De todos modos, no la esperaba nadie en casa, ni siquiera una mascota. Era alérgica a los gatos y, teniendo en cuenta lo mucho que trabajaba, un perro era una responsabilidad para la que no tenía tiempo.

–Supongo que podría hacerte un tiempo en mi agenda –le dijo–, pero antes tengo que hablar un momento con Francis.

–¿Espero fuera?

–De acuerdo. Será solo un momento.

Se levantaron los dos al mismo tiempo.

A pesar de llevar puestos sus tacones, él seguía siendo mucho más alto.

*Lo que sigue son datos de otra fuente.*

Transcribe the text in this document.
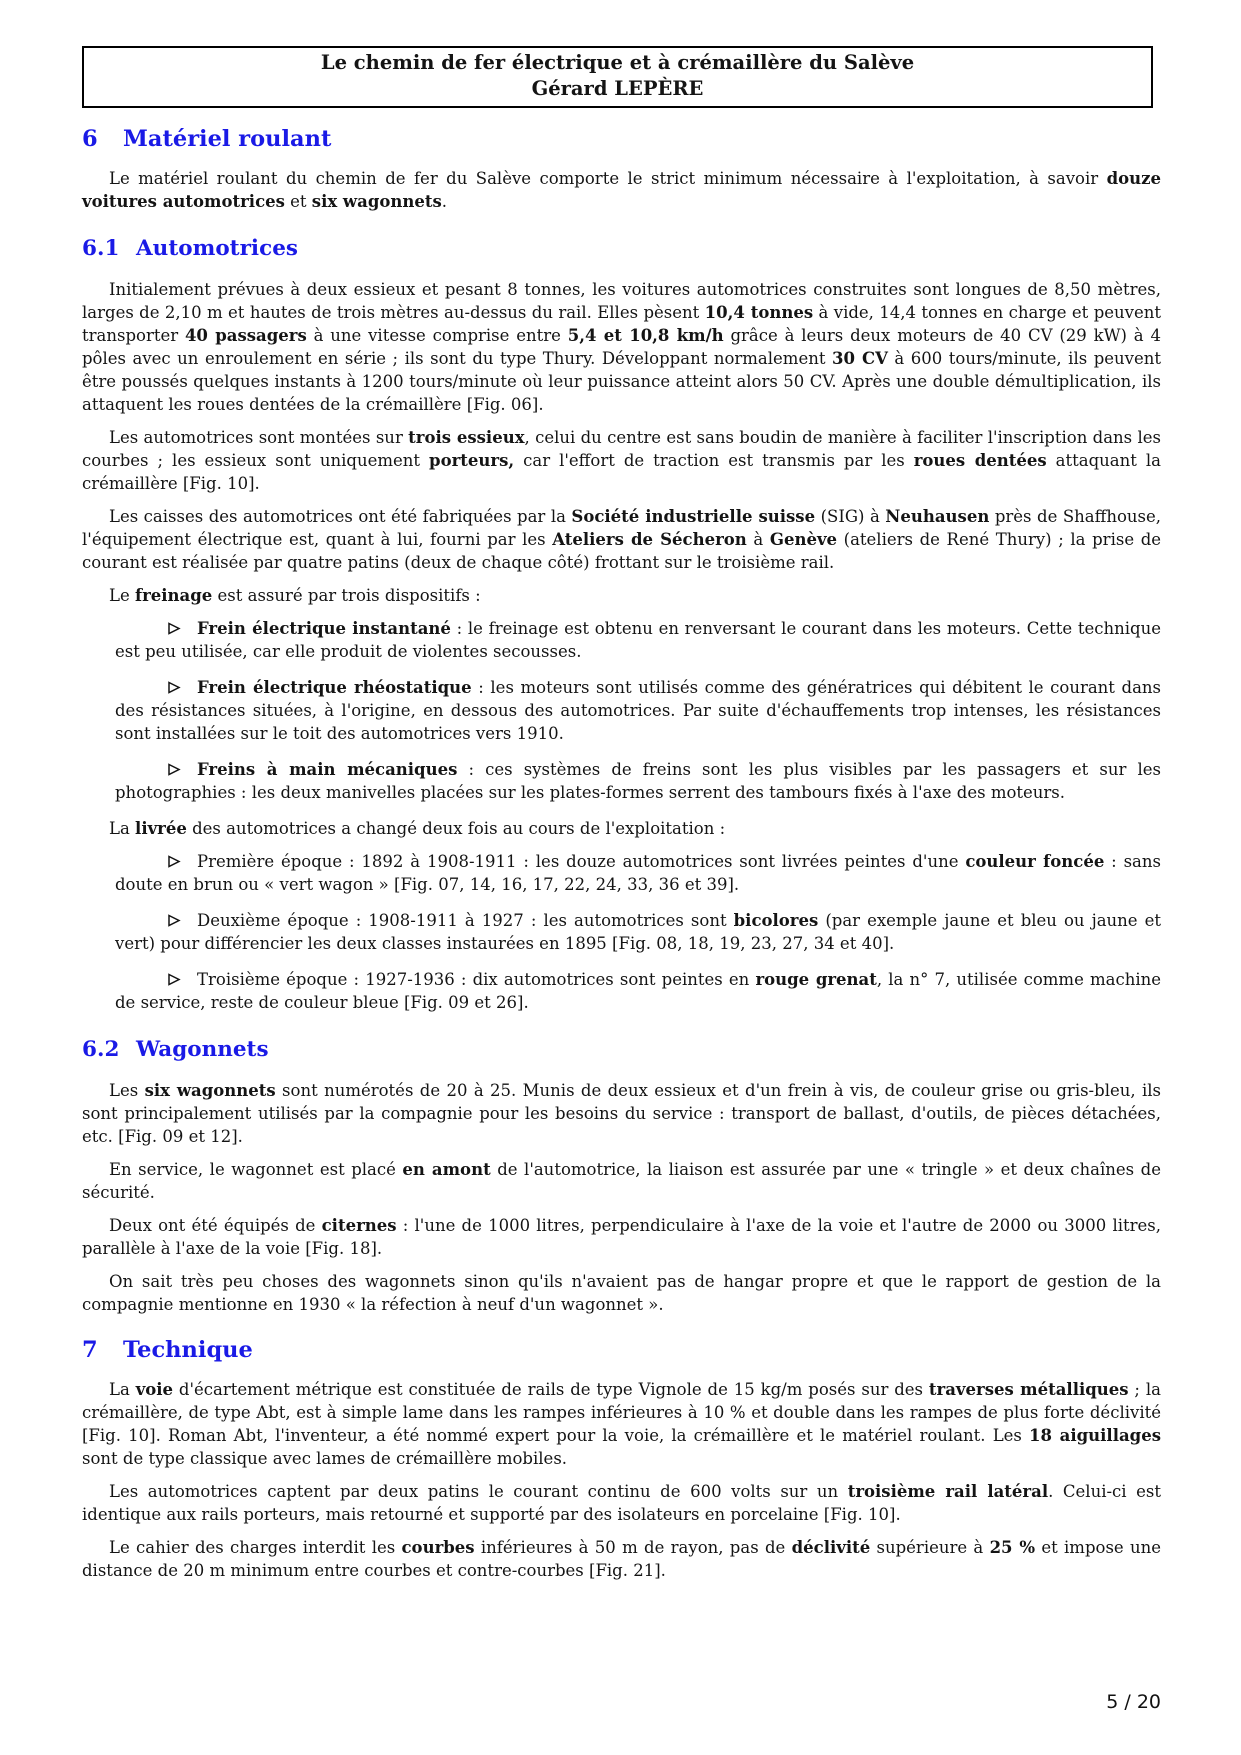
Le chemin de fer électrique et à crémaillère du Salève
Gérard LEPÈRE
6 Matériel roulant

Le matériel roulant du chemin de fer du Salève comporte le strict minimum nécessaire à l'exploitation, à savoir douze voitures automotrices et six wagonnets.

6.1 Automotrices

Initialement prévues à deux essieux et pesant 8 tonnes, les voitures automotrices construites sont longues de 8,50 mètres, larges de 2,10 m et hautes de trois mètres au-dessus du rail. Elles pèsent 10,4 tonnes à vide, 14,4 tonnes en charge et peuvent transporter 40 passagers à une vitesse comprise entre 5,4 et 10,8 km/h grâce à leurs deux moteurs de 40 CV (29 kW) à 4 pôles avec un enroulement en série ; ils sont du type Thury. Développant normalement 30 CV à 600 tours/minute, ils peuvent être poussés quelques instants à 1200 tours/minute où leur puissance atteint alors 50 CV. Après une double démultiplication, ils attaquent les roues dentées de la crémaillère [Fig. 06].

Les automotrices sont montées sur trois essieux, celui du centre est sans boudin de manière à faciliter l'inscription dans les courbes ; les essieux sont uniquement porteurs, car l'effort de traction est transmis par les roues dentées attaquant la crémaillère [Fig. 10].

Les caisses des automotrices ont été fabriquées par la Société industrielle suisse (SIG) à Neuhausen près de Shaffhouse, l'équipement électrique est, quant à lui, fourni par les Ateliers de Sécheron à Genève (ateliers de René Thury) ; la prise de courant est réalisée par quatre patins (deux de chaque côté) frottant sur le troisième rail.

Le freinage est assuré par trois dispositifs :

Frein électrique instantané : le freinage est obtenu en renversant le courant dans les moteurs. Cette technique est peu utilisée, car elle produit de violentes secousses.
Frein électrique rhéostatique : les moteurs sont utilisés comme des génératrices qui débitent le courant dans des résistances situées, à l'origine, en dessous des automotrices. Par suite d'échauffements trop intenses, les résistances sont installées sur le toit des automotrices vers 1910.
Freins à main mécaniques : ces systèmes de freins sont les plus visibles par les passagers et sur les photographies : les deux manivelles placées sur les plates-formes serrent des tambours fixés à l'axe des moteurs.

La livrée des automotrices a changé deux fois au cours de l'exploitation :

Première époque : 1892 à 1908-1911 : les douze automotrices sont livrées peintes d'une couleur foncée : sans doute en brun ou « vert wagon » [Fig. 07, 14, 16, 17, 22, 24, 33, 36 et 39].
Deuxième époque : 1908-1911 à 1927 : les automotrices sont bicolores (par exemple jaune et bleu ou jaune et vert) pour différencier les deux classes instaurées en 1895 [Fig. 08, 18, 19, 23, 27, 34 et 40].
Troisième époque : 1927-1936 : dix automotrices sont peintes en rouge grenat, la n° 7, utilisée comme machine de service, reste de couleur bleue [Fig. 09 et 26].
6.2 Wagonnets

Les six wagonnets sont numérotés de 20 à 25. Munis de deux essieux et d'un frein à vis, de couleur grise ou gris-bleu, ils sont principalement utilisés par la compagnie pour les besoins du service : transport de ballast, d'outils, de pièces détachées, etc. [Fig. 09 et 12].

En service, le wagonnet est placé en amont de l'automotrice, la liaison est assurée par une « tringle » et deux chaînes de sécurité.

Deux ont été équipés de citernes : l'une de 1000 litres, perpendiculaire à l'axe de la voie et l'autre de 2000 ou 3000 litres, parallèle à l'axe de la voie [Fig. 18].

On sait très peu choses des wagonnets sinon qu'ils n'avaient pas de hangar propre et que le rapport de gestion de la compagnie mentionne en 1930 « la réfection à neuf d'un wagonnet ».

7 Technique

La voie d'écartement métrique est constituée de rails de type Vignole de 15 kg/m posés sur des traverses métalliques ; la crémaillère, de type Abt, est à simple lame dans les rampes inférieures à 10 % et double dans les rampes de plus forte déclivité [Fig. 10]. Roman Abt, l'inventeur, a été nommé expert pour la voie, la crémaillère et le matériel roulant. Les 18 aiguillages sont de type classique avec lames de crémaillère mobiles.

Les automotrices captent par deux patins le courant continu de 600 volts sur un troisième rail latéral. Celui-ci est identique aux rails porteurs, mais retourné et supporté par des isolateurs en porcelaine [Fig. 10].

Le cahier des charges interdit les courbes inférieures à 50 m de rayon, pas de déclivité supérieure à 25 % et impose une distance de 20 m minimum entre courbes et contre-courbes [Fig. 21].

5 / 20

Normalmente no le intimidaban los hombres altos, no le intimidaba nadie, pero había algo en aquel hombre que la ponía nerviosa.

Se preguntó si sería capaz de agarrarla al pasar por su lado y darle un apasionado beso.

«Ojalá».

Tener a un hombre tan sexy cerca le hacía acordarse de todo el tiempo que llevaba sola. Había trabajado tanto últimamente que no había tenido tiempo para salir con nadie.

Por no hablar del sexo.

Ya no se acordaba ni de cuándo había sido la última vez.

Seguro que el señor Arauz podía solucionarle ese problema, pero no parecía ser de los que tenían relaciones largas y a ella no le gustaban las aventuras de una noche. Además, nunca mezclaba los negocios con el placer.

Así que lo mejor que podía hacer era hacer su trabajo y mantenerse lo más alejada posible de Elias Arauz.